Former au facteur humain pour renforcer la qualité des études de dangers

Depuis 2008, les exploitants d’ouvrages hydroélectriques ont l’obligation de produire des Etudes De Dangers (EDD) de leurs ouvrages. Ces études produisent une monographie pluridisciplinaire des agresseurs potentiels de l’ouvrage et des dangers auxquels celui-ci peut exposer les personnes, les biens et l’environnement.

Bien qu’extrêmement rares, les accidents majeurs de barrages révèlent à la fois la dangerosité de ces sites industriels d’apparence paisible et l’importance des facteurs organisationnels et humains dans la gestion de leur intégrité (Larouzée et al., 2014). C’est pourquoi l’arrêté ministériel de 2008 définissant le plan et les objectifs des EDD de barrages prévoit qu’elles intègrent une étude facteur humain.

De 2012 à 2015 une thèse CIFRE en collaboration entre le Centre d’Ingénierie Hydraulique (CIH) d’EDF et le CRC a conduit au développement de la méthode « ECHO » d’évaluation et de cotation des dimensions humaines et organisationnelles dans les EDD de barrages (Larouzée, 2015). Son développement a été pensé pour déclencher et accompagner un véritable changement de posture dans la prise en compte du facteur humain (d’une approche « négative » qui considère uniquement l’homme à travers la notion d’erreur à une « positive » qui valorise l’activité d’exploitation). En effet, le rôle de l’humain dans les systèmes industriels est essentiellement lié au contrôle des processus « normaux » voire à la maîtrise et correction d’anomalies ou de dérives. Les accidents sont rares ; lorsqu’ils surviennent, ils se révèlent généralement liés à une combinaison complexe de différents facteurs (techniques, humains et organisationnels, écosystémiques) et non à la seule « erreur humaine ».

Le souhait d’EDF-CIH est de produire des EDD capables de restituer au mieux la complexité des activités d’exploitation. Dès la phase préliminaire de collecte documentaire l’attention est portée à l’homme et à l’organisation du travail. Viennent ensuite les phases de visite de du site (ouvrage, usine, retenue) et de réunions d’analyses de risques où, en parallèle des considérations techniques, une réflexion spécifique est conduite sur l’environnement de travail et le contexte de réalisation des gestes d’exploitation. Pour cela, les pilotes-rédacteurs d’EDD sont chargés de stimuler et valoriser l’expression des exploitants sur leurs réalités opérationnelles et les conditions de réalisations de leurs activités.

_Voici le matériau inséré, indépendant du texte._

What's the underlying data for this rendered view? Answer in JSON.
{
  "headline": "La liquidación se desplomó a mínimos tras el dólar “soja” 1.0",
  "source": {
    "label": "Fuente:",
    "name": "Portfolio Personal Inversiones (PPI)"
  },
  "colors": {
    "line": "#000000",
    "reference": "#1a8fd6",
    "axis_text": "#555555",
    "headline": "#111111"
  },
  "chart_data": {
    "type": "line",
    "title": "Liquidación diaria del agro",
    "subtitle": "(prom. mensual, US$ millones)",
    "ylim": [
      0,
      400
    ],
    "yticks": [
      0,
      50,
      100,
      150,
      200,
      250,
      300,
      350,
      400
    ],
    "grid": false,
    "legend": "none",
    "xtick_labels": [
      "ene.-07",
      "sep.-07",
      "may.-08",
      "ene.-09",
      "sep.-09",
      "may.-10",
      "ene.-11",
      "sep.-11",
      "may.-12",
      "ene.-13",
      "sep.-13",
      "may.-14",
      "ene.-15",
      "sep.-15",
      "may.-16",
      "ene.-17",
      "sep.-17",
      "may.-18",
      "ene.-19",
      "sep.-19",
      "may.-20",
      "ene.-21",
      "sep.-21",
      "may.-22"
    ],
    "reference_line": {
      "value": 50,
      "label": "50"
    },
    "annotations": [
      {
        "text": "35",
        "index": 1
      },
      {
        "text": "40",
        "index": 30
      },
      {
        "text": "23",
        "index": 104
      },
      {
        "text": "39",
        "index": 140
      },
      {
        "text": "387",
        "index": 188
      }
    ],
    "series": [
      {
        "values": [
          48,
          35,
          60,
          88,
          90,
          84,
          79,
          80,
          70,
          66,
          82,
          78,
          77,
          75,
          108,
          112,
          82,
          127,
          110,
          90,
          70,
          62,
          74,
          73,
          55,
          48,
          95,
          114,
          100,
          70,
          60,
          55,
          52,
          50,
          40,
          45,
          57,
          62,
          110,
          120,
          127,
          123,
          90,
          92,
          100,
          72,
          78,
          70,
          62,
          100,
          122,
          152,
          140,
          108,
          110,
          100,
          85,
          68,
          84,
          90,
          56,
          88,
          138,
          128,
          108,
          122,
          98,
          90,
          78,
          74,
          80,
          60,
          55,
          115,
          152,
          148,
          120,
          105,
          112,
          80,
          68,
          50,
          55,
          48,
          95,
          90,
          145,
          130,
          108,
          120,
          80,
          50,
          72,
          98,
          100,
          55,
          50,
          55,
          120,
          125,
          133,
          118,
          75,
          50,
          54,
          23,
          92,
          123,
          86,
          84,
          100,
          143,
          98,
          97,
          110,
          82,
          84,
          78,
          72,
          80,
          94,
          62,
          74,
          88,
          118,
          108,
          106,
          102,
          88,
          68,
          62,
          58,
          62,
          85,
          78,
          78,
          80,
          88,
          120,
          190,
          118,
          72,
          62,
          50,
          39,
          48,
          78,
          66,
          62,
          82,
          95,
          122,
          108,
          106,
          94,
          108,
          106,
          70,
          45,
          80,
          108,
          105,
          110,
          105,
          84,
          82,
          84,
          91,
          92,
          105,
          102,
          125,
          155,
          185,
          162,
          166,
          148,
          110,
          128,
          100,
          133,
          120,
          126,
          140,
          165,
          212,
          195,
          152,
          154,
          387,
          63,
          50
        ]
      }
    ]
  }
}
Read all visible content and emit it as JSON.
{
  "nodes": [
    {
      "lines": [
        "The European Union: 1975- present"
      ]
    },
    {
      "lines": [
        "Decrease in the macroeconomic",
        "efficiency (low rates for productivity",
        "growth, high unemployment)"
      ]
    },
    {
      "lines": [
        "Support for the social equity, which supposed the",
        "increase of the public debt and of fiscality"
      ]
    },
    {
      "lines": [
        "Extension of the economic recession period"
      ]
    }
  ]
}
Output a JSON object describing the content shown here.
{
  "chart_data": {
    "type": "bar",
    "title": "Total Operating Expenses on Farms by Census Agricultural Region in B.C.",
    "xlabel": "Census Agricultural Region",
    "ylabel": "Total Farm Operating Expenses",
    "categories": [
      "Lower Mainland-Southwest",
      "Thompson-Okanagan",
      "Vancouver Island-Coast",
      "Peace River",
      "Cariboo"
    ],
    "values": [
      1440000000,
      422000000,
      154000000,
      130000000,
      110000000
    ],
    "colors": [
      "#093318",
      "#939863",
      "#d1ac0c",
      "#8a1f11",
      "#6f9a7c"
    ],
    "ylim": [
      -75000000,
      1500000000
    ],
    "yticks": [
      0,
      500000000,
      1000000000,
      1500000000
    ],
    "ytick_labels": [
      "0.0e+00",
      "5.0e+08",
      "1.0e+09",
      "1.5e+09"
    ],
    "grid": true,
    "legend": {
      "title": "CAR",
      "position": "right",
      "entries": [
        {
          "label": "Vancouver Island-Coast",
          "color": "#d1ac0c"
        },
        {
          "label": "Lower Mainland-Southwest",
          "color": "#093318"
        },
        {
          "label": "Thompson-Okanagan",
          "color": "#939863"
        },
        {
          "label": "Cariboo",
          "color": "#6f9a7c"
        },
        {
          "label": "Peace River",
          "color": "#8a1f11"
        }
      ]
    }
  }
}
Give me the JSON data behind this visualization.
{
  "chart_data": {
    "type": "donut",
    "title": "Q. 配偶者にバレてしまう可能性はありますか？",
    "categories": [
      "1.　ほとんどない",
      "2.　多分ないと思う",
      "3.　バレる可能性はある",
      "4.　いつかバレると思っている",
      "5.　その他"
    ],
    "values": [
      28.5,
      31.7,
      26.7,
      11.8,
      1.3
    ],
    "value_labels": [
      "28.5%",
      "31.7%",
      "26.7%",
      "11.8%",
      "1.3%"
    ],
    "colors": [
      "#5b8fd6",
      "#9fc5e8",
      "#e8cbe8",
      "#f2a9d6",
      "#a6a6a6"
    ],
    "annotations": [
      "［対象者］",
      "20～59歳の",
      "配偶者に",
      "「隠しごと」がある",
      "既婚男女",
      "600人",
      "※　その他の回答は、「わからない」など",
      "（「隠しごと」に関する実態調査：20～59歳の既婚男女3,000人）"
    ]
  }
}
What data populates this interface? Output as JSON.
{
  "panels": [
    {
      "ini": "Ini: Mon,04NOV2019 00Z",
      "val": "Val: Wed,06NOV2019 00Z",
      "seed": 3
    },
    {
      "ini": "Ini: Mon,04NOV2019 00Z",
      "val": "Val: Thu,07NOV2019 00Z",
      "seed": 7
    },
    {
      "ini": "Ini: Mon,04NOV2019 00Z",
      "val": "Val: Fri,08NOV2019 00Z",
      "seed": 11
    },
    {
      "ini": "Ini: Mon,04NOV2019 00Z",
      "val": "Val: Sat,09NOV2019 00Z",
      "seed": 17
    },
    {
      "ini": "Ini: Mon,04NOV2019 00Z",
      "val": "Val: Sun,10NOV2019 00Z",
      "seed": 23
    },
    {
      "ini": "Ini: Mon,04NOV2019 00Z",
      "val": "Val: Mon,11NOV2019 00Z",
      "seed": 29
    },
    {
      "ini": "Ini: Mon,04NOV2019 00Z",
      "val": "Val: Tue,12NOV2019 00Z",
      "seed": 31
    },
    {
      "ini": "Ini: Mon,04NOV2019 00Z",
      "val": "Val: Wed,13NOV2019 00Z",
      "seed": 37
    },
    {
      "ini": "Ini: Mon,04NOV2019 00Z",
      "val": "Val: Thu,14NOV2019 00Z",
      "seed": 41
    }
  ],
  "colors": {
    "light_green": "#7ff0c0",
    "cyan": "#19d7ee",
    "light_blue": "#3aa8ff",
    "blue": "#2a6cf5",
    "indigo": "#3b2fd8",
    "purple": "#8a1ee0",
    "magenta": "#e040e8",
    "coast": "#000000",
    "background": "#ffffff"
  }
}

La méthode ECHO est utilisée depuis 2015 dans les EDD de barrages d’EDF. Plus qu’un ensemble d’outils qu’il conviendrait de maîtriser, le projet-EDD a voulu s’assurer que les nouveaux ou futurs contributeurs au projet-EDD pourraient être formés à une approche « positive » du facteur humain pour devenir, à leur tour, des relais de cette évolution culturelle profonde. Le CRC a été sollicité pour mettre au point et dispenser une formation à la philosophie et l’utilisation d’ECHO. La première session de formation s’est déroulée à Toulouse le 21 février 2018. Animée par Justin Larouzée (CRC), elle constitué un moment privilégié d’échanges et de mises en situations permettant de déconstruire des idées reçues autour du facteur humain, encore trop souvent évoqué pour ses seuls aspects négatifs.

REFERENCES :

Larouzée, J., Duffaut, P., & Guarnieri, F. (2014). La catastrophe du barrage de Malpasset à l’épreuve des facteurs organisationnel et humain. In Journées Nationales de Géotechnique et de Géologie de l’Ingénieur JNGG2014 (pp. 10-pages).

Larouzée, J. (2015). Théorie et pratique des modèles d’erreur humaine dans la sécurité des barrages hydroélectriques: le cas des études de dangers de barrages d’EDF (Doctoral dissertation, Ecole Nationale Supérieure des Mines de Paris).